Cerca
Cerca
+

Susan Baaghil, la prima araba fotografa per professione

Michele Focarete
  • a
  • a
  • a

Tour italiano per una grande dell'immagine. La prima fotografa professionista saudita, Susan Baaghil. Con 160 premi ottenuti in 30 anni di carriera e fondatrice del primo studio fotografico femminile in Arabia Saudita. «Molte donne nel mio Paese», dice sorridendo Baaghil, «si facevano ritrarre più volentieri da una femmina e io, dopo la laurea conseguita a Miami, ho voluto trasformare il mio hobby per la fotografia in professione anche per loro. Per immortalarle nei diversi momenti della vita e per dare un esempio: anche qui si può diventare qualcuno». Susan Baaghil è stata a Roma e in Sardegna per scattare foto, incontrare amici e ricevere attestati. Tanti. E non è la prima volta.


«Sono già sei volte che vengo nella vostra Capitale. La trovo stupenda, come del resto tutta l'Italia che adoro. Mi piace la vostra cultura, la vostra lingua, il vostro modo di essere, la vostra cucina. La prima volta che sono venuta era nel 2007 per esporre i miei lavori e sono stata insignita dall'allora Presidente della Repubblica Giorgio Napolitano del titolo di Cavaliere. Quella è stata la prima volta che un'onorificenza di un governo straniero sia stata assegnata a un artista arabo». Ma lei è anche la prima fotografa che ha fatto scatti alla Grande Moschea Sacra Mecca in elicottero. Ed era con il custode delle Due Sacre Moschee, Abdullah bin Abdulaziz, sesto re dell'Arabia Saudita salito al trono nel 2005, durante la sua storica visita in Italia e in Vaticano, nella delegazione civile per rappresentare il Regno e trasmettere l'immagine della sua società. E chi più ne ha più ne metta: Il ministero saudita dell'Informazione e della Cultura l'ha premiata come pioniera nella fotografia. «Mi piace ricordare», sottolinea Baaghil, «quando sono stata in giuria al carnevale di Venezia nel 2019. Che città Venezia, bellissima e unica».

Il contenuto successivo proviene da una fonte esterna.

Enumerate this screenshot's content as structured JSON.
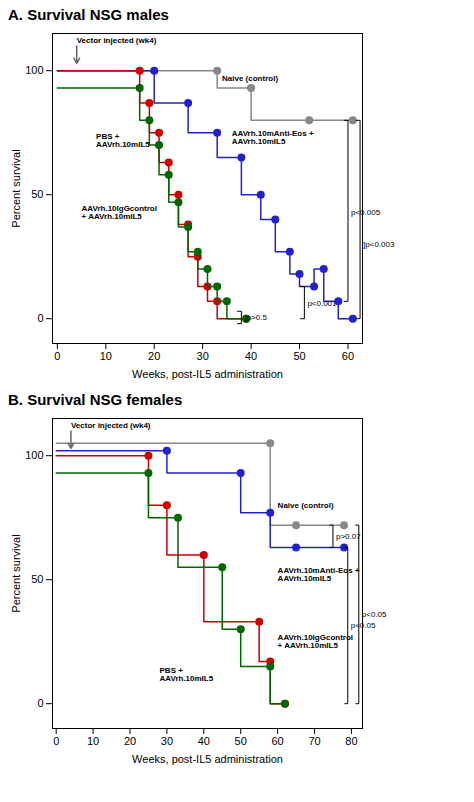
{
  "chart_data": [
    {
      "type": "line",
      "title": "A. Survival NSG males",
      "xlabel": "Weeks, post-IL5 administration",
      "ylabel": "Percent survival",
      "xlim": [
        -1,
        63
      ],
      "ylim": [
        -10,
        115
      ],
      "xticks": [
        0,
        10,
        20,
        30,
        40,
        50,
        60
      ],
      "yticks": [
        0,
        50,
        100
      ],
      "grid": false,
      "series": [
        {
          "color": "#888888",
          "line_style": "step",
          "marker": "circle",
          "x": [
            0,
            33,
            33,
            40,
            40,
            52,
            52,
            61
          ],
          "values": [
            100,
            100,
            93,
            93,
            80,
            80,
            80,
            80
          ],
          "dots": {
            "x": [
              33,
              40,
              52,
              61
            ],
            "values": [
              100,
              93,
              80,
              80
            ]
          }
        },
        {
          "color": "#2222CC",
          "line_style": "step",
          "marker": "circle",
          "x": [
            0,
            20,
            20,
            27,
            27,
            33,
            33,
            38,
            38,
            42,
            42,
            45,
            45,
            48,
            48,
            50,
            50,
            53,
            53,
            55,
            55,
            58,
            58,
            61
          ],
          "values": [
            100,
            100,
            87,
            87,
            75,
            75,
            65,
            65,
            50,
            50,
            40,
            40,
            27,
            27,
            18,
            18,
            13,
            13,
            20,
            20,
            7,
            7,
            0,
            0
          ],
          "dots": {
            "x": [
              20,
              27,
              33,
              38,
              42,
              45,
              48,
              50,
              53,
              55,
              58,
              61
            ],
            "values": [
              100,
              87,
              75,
              65,
              50,
              40,
              27,
              18,
              13,
              20,
              7,
              0
            ]
          }
        },
        {
          "color": "#CC0000",
          "line_style": "step",
          "marker": "circle",
          "x": [
            0,
            17,
            17,
            19,
            19,
            21,
            21,
            23,
            23,
            25,
            25,
            27,
            27,
            29,
            29,
            31,
            31,
            33,
            33,
            39
          ],
          "values": [
            100,
            100,
            87,
            87,
            75,
            75,
            63,
            63,
            50,
            50,
            38,
            38,
            25,
            25,
            13,
            13,
            7,
            7,
            0,
            0
          ],
          "dots": {
            "x": [
              17,
              19,
              21,
              23,
              25,
              27,
              29,
              31,
              33,
              39
            ],
            "values": [
              100,
              87,
              75,
              63,
              50,
              38,
              25,
              13,
              7,
              0
            ]
          }
        },
        {
          "color": "#006600",
          "line_style": "step",
          "marker": "circle",
          "x": [
            0,
            17,
            17,
            19,
            19,
            21,
            21,
            23,
            23,
            25,
            25,
            27,
            27,
            29,
            29,
            31,
            31,
            33,
            33,
            35,
            35,
            39
          ],
          "values": [
            93,
            93,
            80,
            80,
            70,
            70,
            58,
            58,
            47,
            47,
            37,
            37,
            27,
            27,
            20,
            20,
            13,
            13,
            7,
            7,
            0,
            0
          ],
          "dots": {
            "x": [
              17,
              19,
              21,
              23,
              25,
              27,
              29,
              31,
              33,
              35,
              39
            ],
            "values": [
              93,
              80,
              70,
              58,
              47,
              37,
              27,
              20,
              13,
              7,
              0
            ]
          }
        }
      ],
      "annotations": [
        {
          "text": "Vector injected (wk4)",
          "x": 4,
          "y": 111,
          "arrow": {
            "x1": 4,
            "y1": 110,
            "x2": 4,
            "y2": 103
          }
        },
        {
          "text": "Naive (control)",
          "x": 34,
          "y": 97
        },
        {
          "text": "PBS +\nAAVrh.10mIL5",
          "x": 8,
          "y": 72
        },
        {
          "text": "AAVrh.10IgGcontrol\n+ AAVrh.10mIL5",
          "x": 5,
          "y": 43
        },
        {
          "text": "AAVrh.10mAnti-Eos +\nAAVrh.10mIL5",
          "x": 36,
          "y": 73
        }
      ],
      "brackets": [
        {
          "text": "]p>0.5",
          "x": 38,
          "y1": -2,
          "y2": 3,
          "text_y": 0.5
        },
        {
          "text": "p<0.001",
          "x": 51,
          "y1": 0,
          "y2": 13,
          "text_y": 6
        },
        {
          "text": "p<0.005",
          "x": 60,
          "y1": 7,
          "y2": 80,
          "text_y": 43
        },
        {
          "text": "]p<0.003",
          "x": 62.5,
          "y1": 0,
          "y2": 80,
          "text_y": 30
        }
      ]
    },
    {
      "type": "line",
      "title": "B. Survival NSG females",
      "xlabel": "Weeks, post-IL5 administration",
      "ylabel": "Percent survival",
      "xlim": [
        -1,
        83
      ],
      "ylim": [
        -10,
        115
      ],
      "xticks": [
        0,
        10,
        20,
        30,
        40,
        50,
        60,
        70,
        80
      ],
      "yticks": [
        0,
        50,
        100
      ],
      "grid": false,
      "series": [
        {
          "color": "#888888",
          "line_style": "step",
          "marker": "circle",
          "x": [
            0,
            58,
            58,
            65,
            65,
            78
          ],
          "values": [
            105,
            105,
            72,
            72,
            72,
            72
          ],
          "dots": {
            "x": [
              58,
              65,
              78
            ],
            "values": [
              105,
              72,
              72
            ]
          }
        },
        {
          "color": "#2222CC",
          "line_style": "step",
          "marker": "circle",
          "x": [
            0,
            30,
            30,
            50,
            50,
            58,
            58,
            65,
            65,
            78
          ],
          "values": [
            102,
            102,
            93,
            93,
            77,
            77,
            63,
            63,
            63,
            63
          ],
          "dots": {
            "x": [
              30,
              50,
              58,
              65,
              78
            ],
            "values": [
              102,
              93,
              77,
              63,
              63
            ]
          }
        },
        {
          "color": "#CC0000",
          "line_style": "step",
          "marker": "circle",
          "x": [
            0,
            25,
            25,
            30,
            30,
            40,
            40,
            55,
            55,
            58,
            58,
            62
          ],
          "values": [
            100,
            100,
            80,
            80,
            60,
            60,
            33,
            33,
            17,
            17,
            0,
            0
          ],
          "dots": {
            "x": [
              25,
              30,
              40,
              55,
              58,
              62
            ],
            "values": [
              100,
              80,
              60,
              33,
              17,
              0
            ]
          }
        },
        {
          "color": "#006600",
          "line_style": "step",
          "marker": "circle",
          "x": [
            0,
            25,
            25,
            33,
            33,
            45,
            45,
            50,
            50,
            58,
            58,
            62
          ],
          "values": [
            93,
            93,
            75,
            75,
            55,
            55,
            30,
            30,
            15,
            15,
            0,
            0
          ],
          "dots": {
            "x": [
              25,
              33,
              45,
              50,
              58,
              62
            ],
            "values": [
              93,
              75,
              55,
              30,
              15,
              0
            ]
          }
        }
      ],
      "annotations": [
        {
          "text": "Vector injected (wk4)",
          "x": 4,
          "y": 111,
          "arrow": {
            "x1": 4,
            "y1": 110,
            "x2": 4,
            "y2": 103
          }
        },
        {
          "text": "Naive (control)",
          "x": 60,
          "y": 80
        },
        {
          "text": "PBS +\nAAVrh.10mIL5",
          "x": 28,
          "y": 12
        },
        {
          "text": "AAVrh.10IgGcontrol\n+ AAVrh.10mIL5",
          "x": 60,
          "y": 25
        },
        {
          "text": "AAVrh.10mAnti-Eos +\nAAVrh.10mIL5",
          "x": 60,
          "y": 52
        }
      ],
      "brackets": [
        {
          "text": "p>0.07",
          "x": 75,
          "y1": 63,
          "y2": 72,
          "text_y": 67.5
        },
        {
          "text": "p<0.05",
          "x": 79,
          "y1": 0,
          "y2": 63,
          "text_y": 31.5
        },
        {
          "text": "p<0.05",
          "x": 82,
          "y1": 0,
          "y2": 72,
          "text_y": 36
        }
      ]
    }
  ]
}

Complice il tepore di una serata avvolta dal Ponentino, Susan Baaghil conversa volentieri con noi, mettendo anche i puntini sulla figura del giornalista che «deve far vedere la realtà e deve essere onesto nel presentare gli avvenimenti». Baaghil, dall'anno scorso vedova, madre di quattro figli di cui uno scomparso nel 2018, parla correttamente quattro lingue, ma le piace sottolineare che ne conosce cinque: «Quella della fotografia. L'immagine non ha bisogno di traduzioni. Entra nel cuore e nell'anima delle persone. La foto è la lingua del futuro che può mostrare al mondo come ci si veste, cosa si mangia. Miseria, sofferenza. Uno scatto, un attimo di un momento che non torna». Il discorso scivola poi inevitabilmente sulla condizione della donna in Arabia Saudita e su alcuni obblighi imposti. «Adesso le donne», spiega Baaghil, «godono di molte più libertà di una volta. Vogliono essere come me e in questo desiderio di riscatto vengono spesso aiutate dai propri mariti che credono nel talento e nell'arte. Io sono un esempio positivo, perché attraverso le immagini posso fare del bene».


Ma come si veste una donna araba? «In modo essenziale. Da noi indossare il tradizionale "abaya", l'abito nero che copre dalle testa ai piedi, non è più obbligatorio. È richiesto solo di vestire in modo pudico e rispettoso e quindi sta a noi donne scegliere come farlo. Io mi copro come la Madonna, e mi sento tanto donna, perché i miei abiti preservano la mia bellezza. Non è una scelta dell'uomo, ma solo mia. Del resto, io non critico una giapponese perché indossa il kimono o un pellerossa perché porta le penne in testa. $ una questione di cultura e ogni popolo ha la sua cultura in un continuo incontro e conoscenza l'uno dell'altro e quindi di rispetto». Anche sull'arte della cucina Baaghil ha le idee chiare. «Vuole sapere quali sono i miei piatti italiani preferiti? Non si può dire in due parole, ci vorrebbe un libro. Dalle lasagne ai tortellini, agli arrosti. Per non parlare dei Baci di cioccolato e del panettone». E la invitiamo ad esprimere un desiderio. «Se avessi la bacchetta magica, obbligherei il mondo a vivere in pace. Basta guerre. Basta bambini uccisi o storpiati dalle bombe e basta madri disperate. Sarebbe davvero bello».